The second day was focused on the practice of provenance research – and demonstrated the sheer dimension of the problem. Presenters from six museums and the German National Library set out what they had identified as suspicious cases, with numbers varying from a handful to many thousands. This is not solely a problem of collection size, it also reveals a core problem: very few museums specialise in East Asia, and small institutions in particular are lacking in expertise. Nevertheless, many of them have objects from China in their holdings (though this is not always clearly recognisable) that were made before 1900 (ditto). If the museum archive does not provide any context either, the list of objects to be investigated can quickly mount up. Collections with a China focus may have a head start – but even their curators cannot simply identify looted items of property in passing.
For this reason, the organisers finished by collating the knowledge of all participants: what was special about this war, how can I identify suspicious items, what action do I then take, and where can I find information? The Provenance Research Manual that is to be produced will not replace the specially funded provenance research.
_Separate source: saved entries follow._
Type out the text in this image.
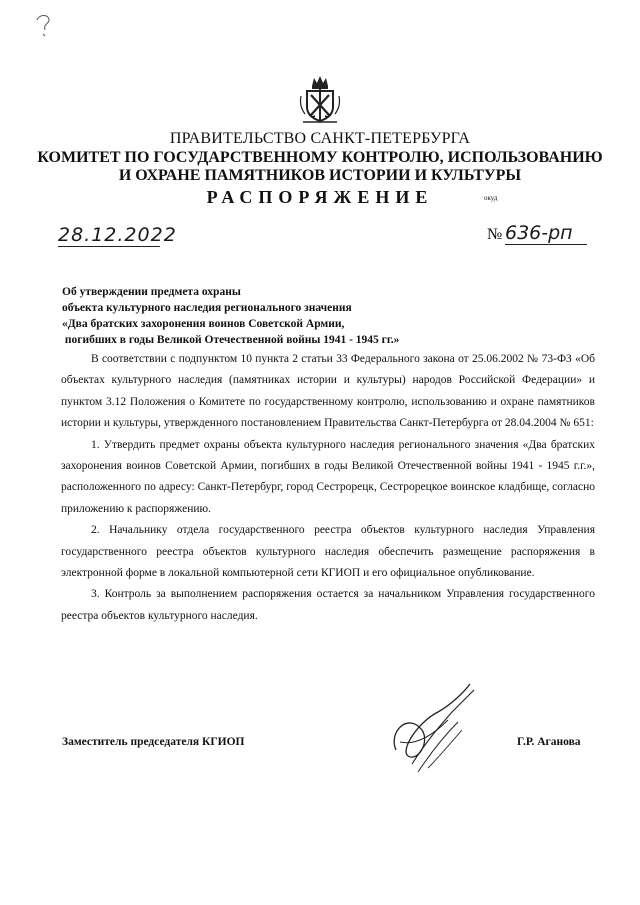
ПРАВИТЕЛЬСТВО САНКТ-ПЕТЕРБУРГА
КОМИТЕТ ПО ГОСУДАРСТВЕННОМУ КОНТРОЛЮ, ИСПОЛЬЗОВАНИЮ
И ОХРАНЕ ПАМЯТНИКОВ ИСТОРИИ И КУЛЬТУРЫ
РАСПОРЯЖЕНИЕ	окуд
28.12.2022	№ 636-рп
Об утверждении предмета охраны
объекта культурного наследия регионального значения
«Два братских захоронения воинов Советской Армии,
погибших в годы Великой Отечественной войны 1941 - 1945 гг.»

В соответствии с подпунктом 10 пункта 2 статьи 33 Федерального закона от 25.06.2002 № 73-ФЗ «Об объектах культурного наследия (памятниках истории и культуры) народов Российской Федерации» и пунктом 3.12 Положения о Комитете по государственному контролю, использованию и охране памятников истории и культуры, утвержденного постановлением Правительства Санкт-Петербурга от 28.04.2004 № 651:

1. Утвердить предмет охраны объекта культурного наследия регионального значения «Два братских захоронения воинов Советской Армии, погибших в годы Великой Отечественной войны 1941 - 1945 г.г.», расположенного по адресу: Санкт-Петербург, город Сестрорецк, Сестрорецкое воинское кладбище, согласно приложению к распоряжению.

2. Начальнику отдела государственного реестра объектов культурного наследия Управления государственного реестра объектов культурного наследия обеспечить размещение распоряжения в электронной форме в локальной компьютерной сети КГИОП и его официальное опубликование.

3. Контроль за выполнением распоряжения остается за начальником Управления государственного реестра объектов культурного наследия.

Заместитель председателя КГИОП	Г.Р. Аганова
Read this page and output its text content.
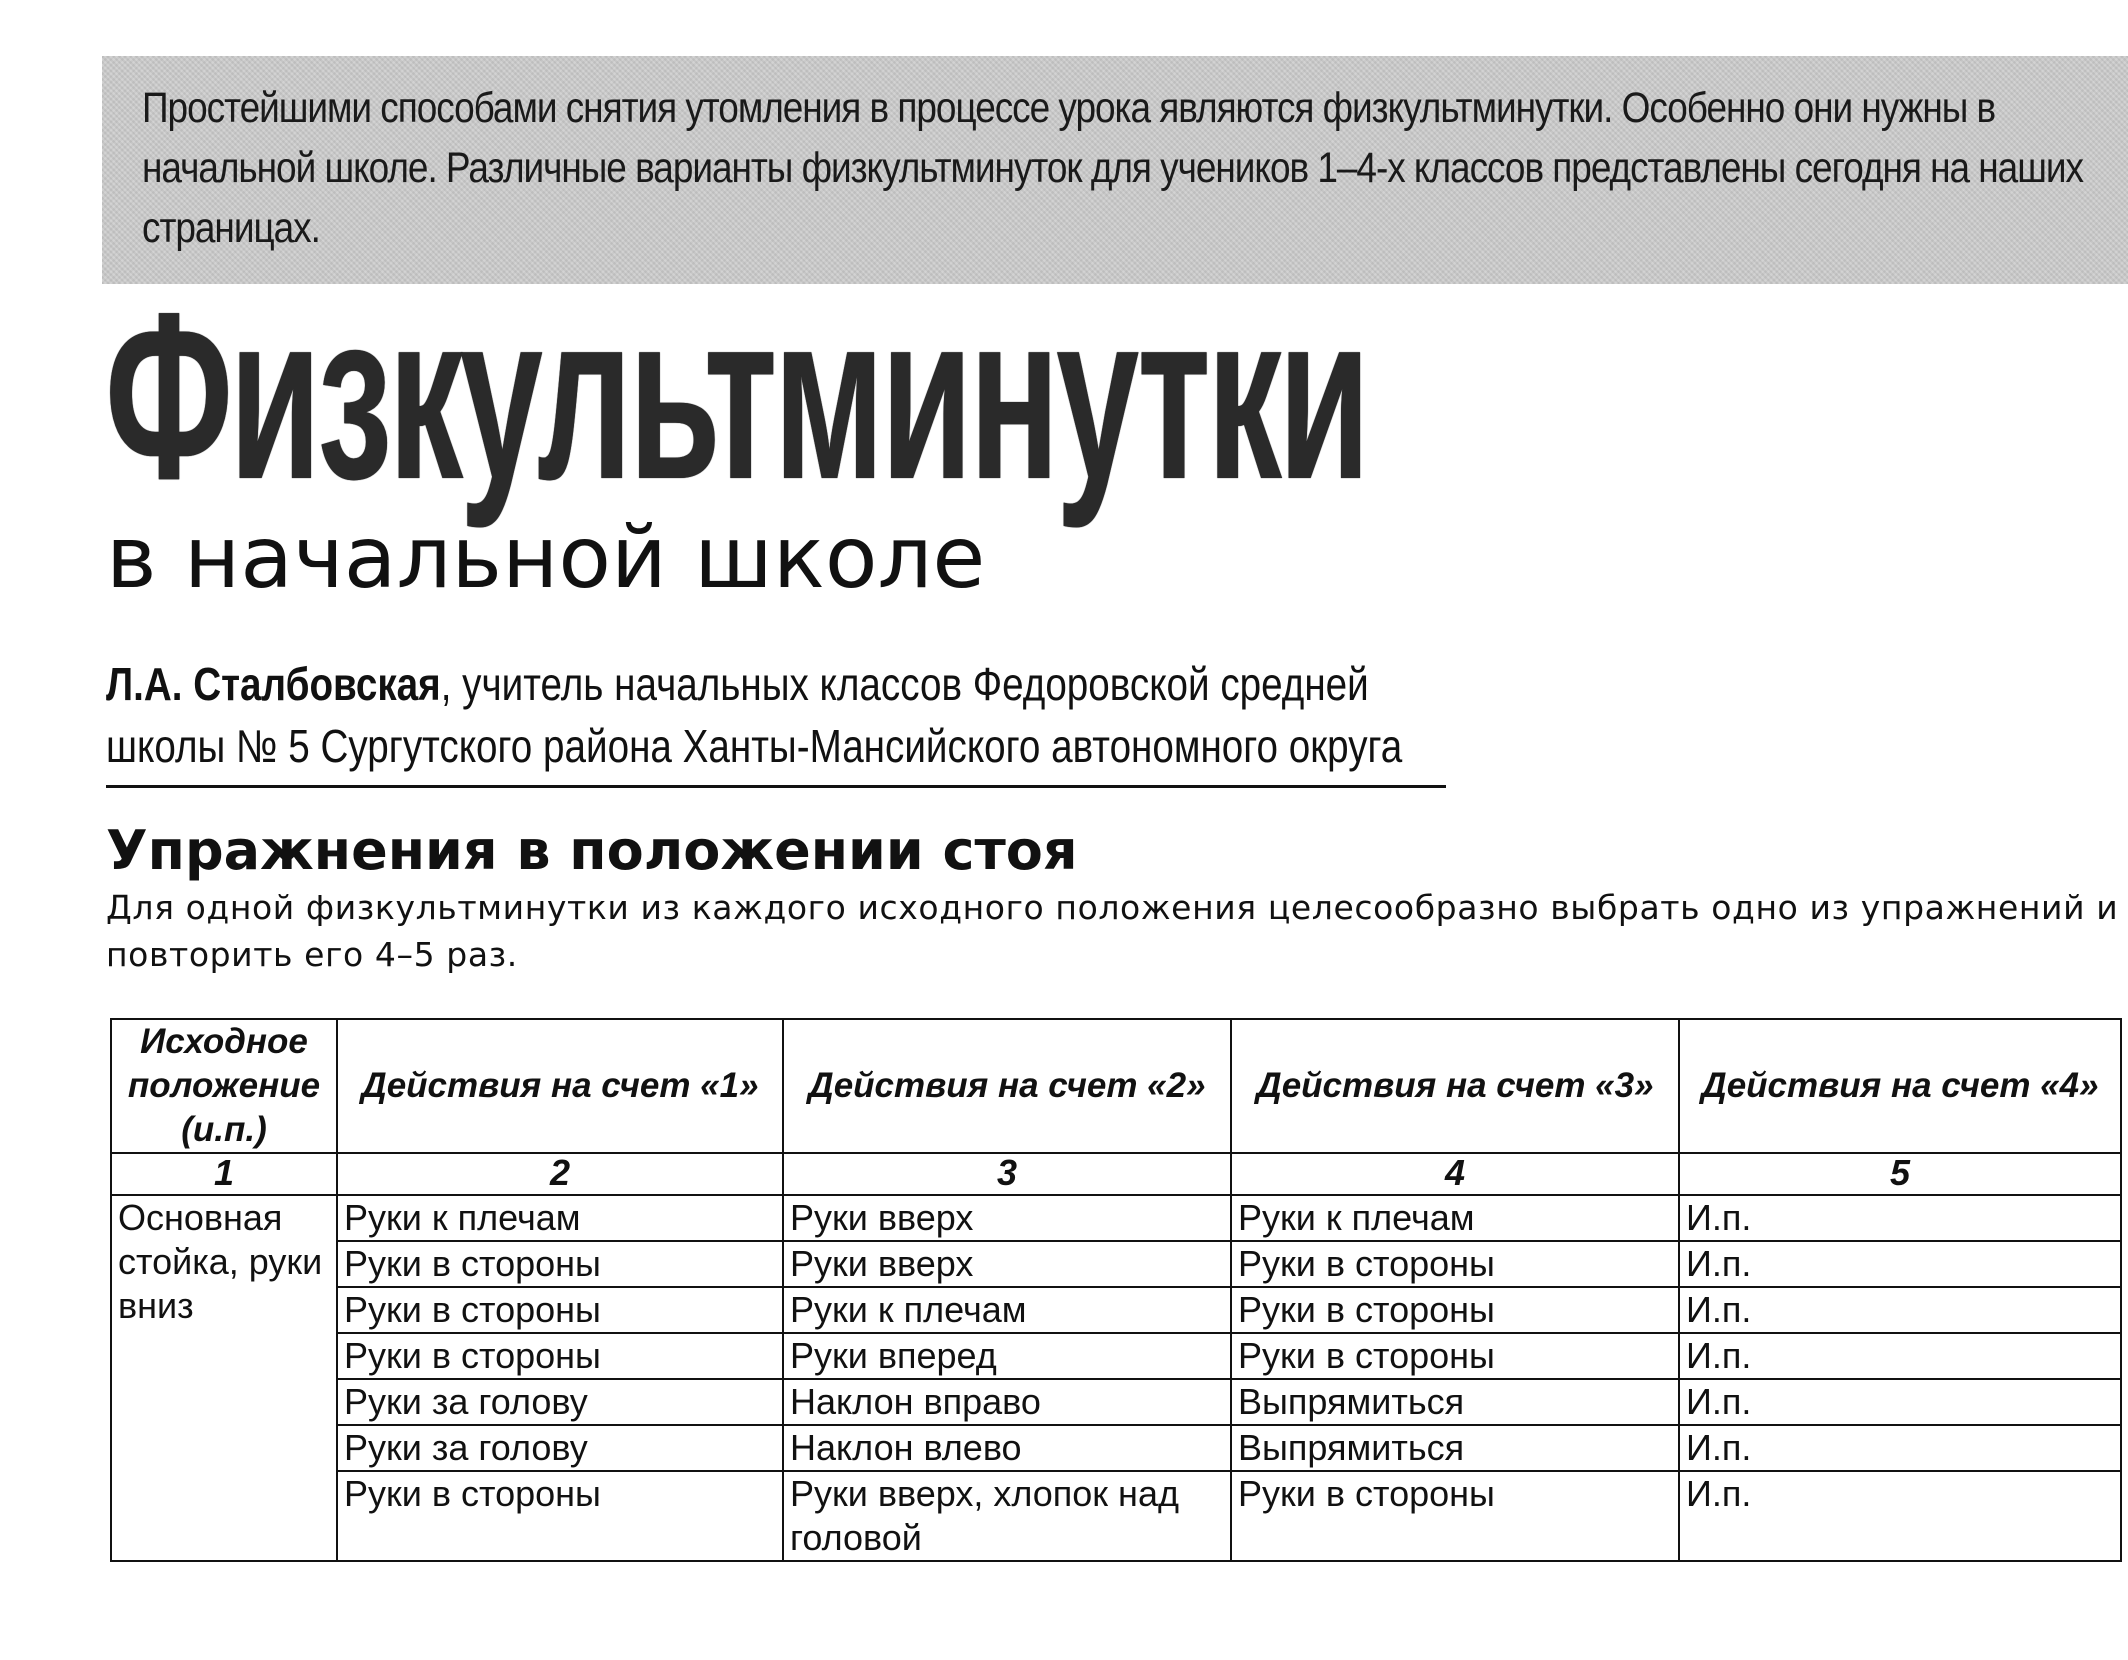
Простейшими способами снятия утомления в процессе урока являются физкультминутки. Особенно они нужны в начальной школе. Различные варианты физкультминуток для учеников 1–4-х классов представлены сегодня на наших страницах.

Физкультминутки
в начальной школе
Л.А. Сталбовская, учитель начальных классов Федоровской средней школы № 5 Сургутского района Ханты-Мансийского автономного округа
Упражнения в положении стоя
Для одной физкультминутки из каждого исходного положения целесообразно выбрать одно из упражнений и повторить его 4–5 раз.
Исходное положение (и.п.)	Действия на счет «1»	Действия на счет «2»	Действия на счет «3»	Действия на счет «4»
1	2	3	4	5
Основная стойка, руки вниз	Руки к плечам	Руки вверх	Руки к плечам	И.п.
	Руки в стороны	Руки вверх	Руки в стороны	И.п.
	Руки в стороны	Руки к плечам	Руки в стороны	И.п.
	Руки в стороны	Руки вперед	Руки в стороны	И.п.
	Руки за голову	Наклон вправо	Выпрямиться	И.п.
	Руки за голову	Наклон влево	Выпрямиться	И.п.
	Руки в стороны	Руки вверх, хлопок над головой	Руки в стороны	И.п.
But by listing relevant names of known places and collectors, for example, it can help private individuals, museums and also libraries to narrow down problem cases more effectively.
This will mean that the “universal suspicion” criticised by Renata Fu-sheng Franke can be dispelled more quickly or confirmed in individual cases (see the reply by Christine Howald). Other projects and exhibitions suggest that clear instances of looted goods tended to be the exception among merchandise and souvenirs from China. There is no reason to panic: demands for restitution are not known to have been made to date. But that should not be a reason for not wanting to know more. Looking more closely helps to deal with the uncertainty – and that is exactly what this workshop did.